Hi, I didn’t want to start a new topic, so I’m writing here.
I’m encountering the same issue with UQ[py]LAB 1.0.2 and RuntimeError: Timeout Reached. I don’t think it’s the problem with session time limit because I get an error message before the timeout.session value is reached. Also, the error appears when I try to start the uqpylab session.
I would be very grateful for help in solving this problem,
Jacek.
Everything seems to be fine on our side. If the timeout is not a problem, the session might still be active and not properly terminated. In this case, you can use the following command to force a worker to restart:
To add to @Adela’s comment: when you kill a job on the client, e.g. through Ctrl-C, the remote job is not killed immediately, and for some specific jobs it is not killed until completion (e.g. long Bayesian analyses).
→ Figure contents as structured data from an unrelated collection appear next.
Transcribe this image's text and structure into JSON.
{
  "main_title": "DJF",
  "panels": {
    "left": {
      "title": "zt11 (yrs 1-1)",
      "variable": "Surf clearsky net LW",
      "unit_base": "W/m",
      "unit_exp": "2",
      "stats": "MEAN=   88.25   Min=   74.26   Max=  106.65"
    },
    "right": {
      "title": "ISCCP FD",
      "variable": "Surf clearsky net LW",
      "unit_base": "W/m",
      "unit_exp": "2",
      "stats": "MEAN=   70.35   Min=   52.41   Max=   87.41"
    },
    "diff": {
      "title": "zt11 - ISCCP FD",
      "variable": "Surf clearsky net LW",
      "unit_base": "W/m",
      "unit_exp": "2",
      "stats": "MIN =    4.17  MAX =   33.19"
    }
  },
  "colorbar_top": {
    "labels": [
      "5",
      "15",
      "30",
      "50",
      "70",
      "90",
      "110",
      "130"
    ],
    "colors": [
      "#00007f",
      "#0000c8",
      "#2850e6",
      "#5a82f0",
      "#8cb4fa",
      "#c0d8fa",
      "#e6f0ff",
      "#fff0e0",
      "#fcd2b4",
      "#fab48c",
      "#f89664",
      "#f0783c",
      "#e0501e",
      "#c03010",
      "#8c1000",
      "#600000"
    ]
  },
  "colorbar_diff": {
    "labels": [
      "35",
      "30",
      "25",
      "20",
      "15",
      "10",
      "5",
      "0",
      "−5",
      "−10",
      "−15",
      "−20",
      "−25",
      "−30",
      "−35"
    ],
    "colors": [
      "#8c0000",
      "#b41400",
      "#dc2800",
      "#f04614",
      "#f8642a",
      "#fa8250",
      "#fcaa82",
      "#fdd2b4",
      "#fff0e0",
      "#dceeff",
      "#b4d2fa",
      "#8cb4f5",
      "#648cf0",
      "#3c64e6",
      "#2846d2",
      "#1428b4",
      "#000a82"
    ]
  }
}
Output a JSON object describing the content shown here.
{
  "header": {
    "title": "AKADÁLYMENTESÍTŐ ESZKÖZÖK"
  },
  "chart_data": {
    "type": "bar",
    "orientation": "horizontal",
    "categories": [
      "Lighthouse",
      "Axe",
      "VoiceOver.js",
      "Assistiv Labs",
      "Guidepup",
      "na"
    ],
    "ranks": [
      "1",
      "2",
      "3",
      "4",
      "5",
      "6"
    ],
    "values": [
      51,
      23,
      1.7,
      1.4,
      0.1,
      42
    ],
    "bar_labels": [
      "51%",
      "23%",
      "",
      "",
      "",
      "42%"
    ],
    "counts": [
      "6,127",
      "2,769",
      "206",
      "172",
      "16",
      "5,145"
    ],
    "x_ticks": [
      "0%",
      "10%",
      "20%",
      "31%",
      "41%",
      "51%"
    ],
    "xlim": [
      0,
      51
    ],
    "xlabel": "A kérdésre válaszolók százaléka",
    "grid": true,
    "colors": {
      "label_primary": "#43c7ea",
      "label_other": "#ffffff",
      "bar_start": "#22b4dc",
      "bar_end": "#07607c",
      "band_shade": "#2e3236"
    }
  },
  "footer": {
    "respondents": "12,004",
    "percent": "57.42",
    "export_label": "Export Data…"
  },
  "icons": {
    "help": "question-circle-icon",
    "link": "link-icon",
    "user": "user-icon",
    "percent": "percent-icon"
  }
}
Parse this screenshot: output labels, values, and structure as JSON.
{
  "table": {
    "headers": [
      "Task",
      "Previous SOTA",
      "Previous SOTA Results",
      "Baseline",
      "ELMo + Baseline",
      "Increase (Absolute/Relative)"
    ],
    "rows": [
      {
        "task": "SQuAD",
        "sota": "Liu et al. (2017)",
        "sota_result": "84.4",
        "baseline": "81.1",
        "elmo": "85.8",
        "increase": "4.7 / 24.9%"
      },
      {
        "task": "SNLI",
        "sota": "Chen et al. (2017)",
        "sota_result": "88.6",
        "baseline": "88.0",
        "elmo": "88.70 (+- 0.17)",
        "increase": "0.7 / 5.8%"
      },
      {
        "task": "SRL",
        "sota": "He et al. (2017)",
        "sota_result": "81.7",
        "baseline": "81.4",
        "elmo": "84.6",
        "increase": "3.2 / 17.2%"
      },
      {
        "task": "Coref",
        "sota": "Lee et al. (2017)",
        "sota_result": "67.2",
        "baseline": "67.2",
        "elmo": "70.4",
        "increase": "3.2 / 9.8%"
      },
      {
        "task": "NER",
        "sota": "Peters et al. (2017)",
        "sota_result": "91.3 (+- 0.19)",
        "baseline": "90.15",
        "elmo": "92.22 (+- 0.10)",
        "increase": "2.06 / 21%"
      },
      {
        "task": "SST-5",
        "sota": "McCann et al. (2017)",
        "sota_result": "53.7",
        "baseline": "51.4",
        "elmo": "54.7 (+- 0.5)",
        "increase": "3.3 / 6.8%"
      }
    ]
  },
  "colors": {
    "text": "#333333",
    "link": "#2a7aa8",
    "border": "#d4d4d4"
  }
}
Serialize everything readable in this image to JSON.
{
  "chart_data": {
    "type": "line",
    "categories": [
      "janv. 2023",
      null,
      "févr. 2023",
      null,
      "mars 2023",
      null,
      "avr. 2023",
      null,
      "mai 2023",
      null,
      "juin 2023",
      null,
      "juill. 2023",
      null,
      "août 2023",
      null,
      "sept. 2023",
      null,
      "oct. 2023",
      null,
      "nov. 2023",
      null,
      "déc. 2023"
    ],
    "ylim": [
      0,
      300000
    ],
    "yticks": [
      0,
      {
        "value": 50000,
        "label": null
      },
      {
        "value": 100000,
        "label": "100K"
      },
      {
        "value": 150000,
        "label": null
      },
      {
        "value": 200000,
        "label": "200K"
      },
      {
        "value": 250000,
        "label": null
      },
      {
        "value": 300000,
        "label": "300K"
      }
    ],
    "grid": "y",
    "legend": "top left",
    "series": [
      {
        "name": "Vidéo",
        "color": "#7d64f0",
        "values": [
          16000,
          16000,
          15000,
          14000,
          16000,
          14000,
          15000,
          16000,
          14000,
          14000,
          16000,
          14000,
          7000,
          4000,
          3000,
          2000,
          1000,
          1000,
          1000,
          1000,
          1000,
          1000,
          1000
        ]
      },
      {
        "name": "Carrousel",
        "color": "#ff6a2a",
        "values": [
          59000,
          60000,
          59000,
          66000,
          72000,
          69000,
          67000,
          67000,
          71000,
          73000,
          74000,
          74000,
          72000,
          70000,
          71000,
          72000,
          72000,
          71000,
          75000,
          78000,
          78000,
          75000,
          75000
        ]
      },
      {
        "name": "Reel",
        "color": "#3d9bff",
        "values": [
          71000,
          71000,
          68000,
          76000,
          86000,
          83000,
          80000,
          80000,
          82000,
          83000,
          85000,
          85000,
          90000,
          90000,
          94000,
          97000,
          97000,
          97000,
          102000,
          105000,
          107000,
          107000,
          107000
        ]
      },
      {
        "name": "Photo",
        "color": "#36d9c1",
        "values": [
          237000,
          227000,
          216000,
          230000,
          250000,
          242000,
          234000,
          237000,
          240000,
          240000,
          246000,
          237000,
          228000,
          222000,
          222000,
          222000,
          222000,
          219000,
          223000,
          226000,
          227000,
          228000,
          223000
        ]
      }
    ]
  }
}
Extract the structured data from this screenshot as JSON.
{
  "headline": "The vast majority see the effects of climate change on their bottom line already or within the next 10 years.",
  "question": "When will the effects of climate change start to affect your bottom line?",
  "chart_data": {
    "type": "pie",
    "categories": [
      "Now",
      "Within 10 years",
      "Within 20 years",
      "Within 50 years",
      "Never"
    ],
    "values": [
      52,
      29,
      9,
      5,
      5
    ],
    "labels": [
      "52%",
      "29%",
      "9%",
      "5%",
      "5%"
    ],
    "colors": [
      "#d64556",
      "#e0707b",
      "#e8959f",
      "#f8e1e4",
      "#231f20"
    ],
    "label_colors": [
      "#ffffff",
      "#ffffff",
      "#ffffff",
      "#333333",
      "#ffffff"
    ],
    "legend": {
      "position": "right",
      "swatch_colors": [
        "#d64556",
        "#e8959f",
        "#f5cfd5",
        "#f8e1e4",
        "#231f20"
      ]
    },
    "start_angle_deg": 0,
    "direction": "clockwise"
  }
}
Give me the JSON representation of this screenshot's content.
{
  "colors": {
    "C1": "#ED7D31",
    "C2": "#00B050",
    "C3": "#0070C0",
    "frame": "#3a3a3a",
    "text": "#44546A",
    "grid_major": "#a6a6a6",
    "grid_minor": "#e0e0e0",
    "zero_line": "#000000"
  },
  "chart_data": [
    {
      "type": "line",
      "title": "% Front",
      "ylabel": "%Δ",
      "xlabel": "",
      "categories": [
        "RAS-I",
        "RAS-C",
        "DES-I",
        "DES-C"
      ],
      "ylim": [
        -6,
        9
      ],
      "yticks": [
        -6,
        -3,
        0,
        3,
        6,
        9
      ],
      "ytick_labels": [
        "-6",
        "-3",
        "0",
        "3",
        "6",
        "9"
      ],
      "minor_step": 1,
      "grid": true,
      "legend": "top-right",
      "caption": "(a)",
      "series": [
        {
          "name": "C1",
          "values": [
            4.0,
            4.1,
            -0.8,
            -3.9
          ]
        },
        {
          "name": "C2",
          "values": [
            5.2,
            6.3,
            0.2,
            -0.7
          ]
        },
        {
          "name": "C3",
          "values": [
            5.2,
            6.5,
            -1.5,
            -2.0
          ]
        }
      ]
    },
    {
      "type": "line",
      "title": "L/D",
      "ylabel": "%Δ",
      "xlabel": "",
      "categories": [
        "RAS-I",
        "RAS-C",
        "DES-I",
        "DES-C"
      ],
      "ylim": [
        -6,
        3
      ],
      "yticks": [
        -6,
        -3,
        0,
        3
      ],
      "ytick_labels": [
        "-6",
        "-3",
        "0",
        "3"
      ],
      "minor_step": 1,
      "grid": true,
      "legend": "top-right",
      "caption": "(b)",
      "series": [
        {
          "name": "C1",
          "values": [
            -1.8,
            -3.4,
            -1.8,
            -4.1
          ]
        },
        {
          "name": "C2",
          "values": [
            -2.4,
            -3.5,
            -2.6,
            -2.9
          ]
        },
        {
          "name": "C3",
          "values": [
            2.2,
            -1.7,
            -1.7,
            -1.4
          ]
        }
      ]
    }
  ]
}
In these cases, connecting to the server does not provide a response until your worker is free, resulting in a timeout even during the connection.
The “force_restart” flag instructs the remote API to force-kill the worker and restart a fresh session, without waiting for worker availability.
The error was actually on my side due to manual interruption of the python script. A force restart allowed the session to be restarted. Thank you very much for such quick help and comprehensive explanation of the problem!